Selain dengan teman sekelas, ada beberapa anak yang mengatakan bahwa selain di-bully, mereka juga mengalami hal kurang mengenakkan dengan guru atau peraturan sekolahnya. Seperti yang diungkapkan oleh Tomoe Morihashi, seorang futoko berusia 12 tahun dan mengalami mutisme selektif, sehingga ia tidak bisa berbicara di depan publik.

"Aku tidak bisa berbicara di luar rumah atau jika jauh dari keluargaku. Jadi aku merasa tidak nyaman di depan banyak orang. Kehidupan sekolahku sangat menyakitkan,” ujar Tomoe.

Tak hanya itu, ia juga merasa sulit untuk mengikuti aturan yang dibuat sekolah umum di Jepang.  

"Kaus kaki harus berwana hitam atau putih, rambut tidak boleh dicat, bahkan warna ikat rambut juga ditetapkan dan tidak boleh dipakai di lengan,” tambahnya.

Yang makin memprihatinkan, tak jarang ditemukan kasus di mana seorang futoko lebih memilih untuk mengakhiri hidupnya dengan bunuh diri. Hal ini dibuktikan dengan beberapa data yang mengungkapkan kalau angka kasus bunuh diri di kalangan anak muda Jepang naik setiap waktu masuk kembali ke sekolah (setelah libur musim panas).

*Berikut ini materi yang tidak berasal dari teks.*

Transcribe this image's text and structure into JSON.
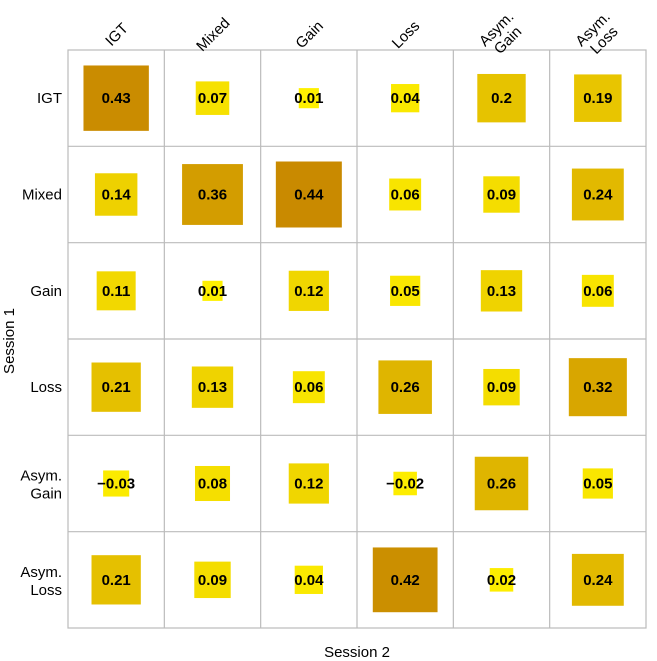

Ilustrasi bunuh diri (japantoday.com)

Menurut penelitian pada tahun 2015 yang dilakukan oleh pemerintah, pada tahun 1972 hingga 2013, ada 131 anak di bawah umur 18 tahun yang mengakhiri hidupnya pada 1 September, hampir 3 kali lebih banyak dibandng rata-rata sebelumnya yang berjumlah 49 orang. Intinya, setiap tahunnya angka bunuh diri makin tinggi menuju akhir Agustus.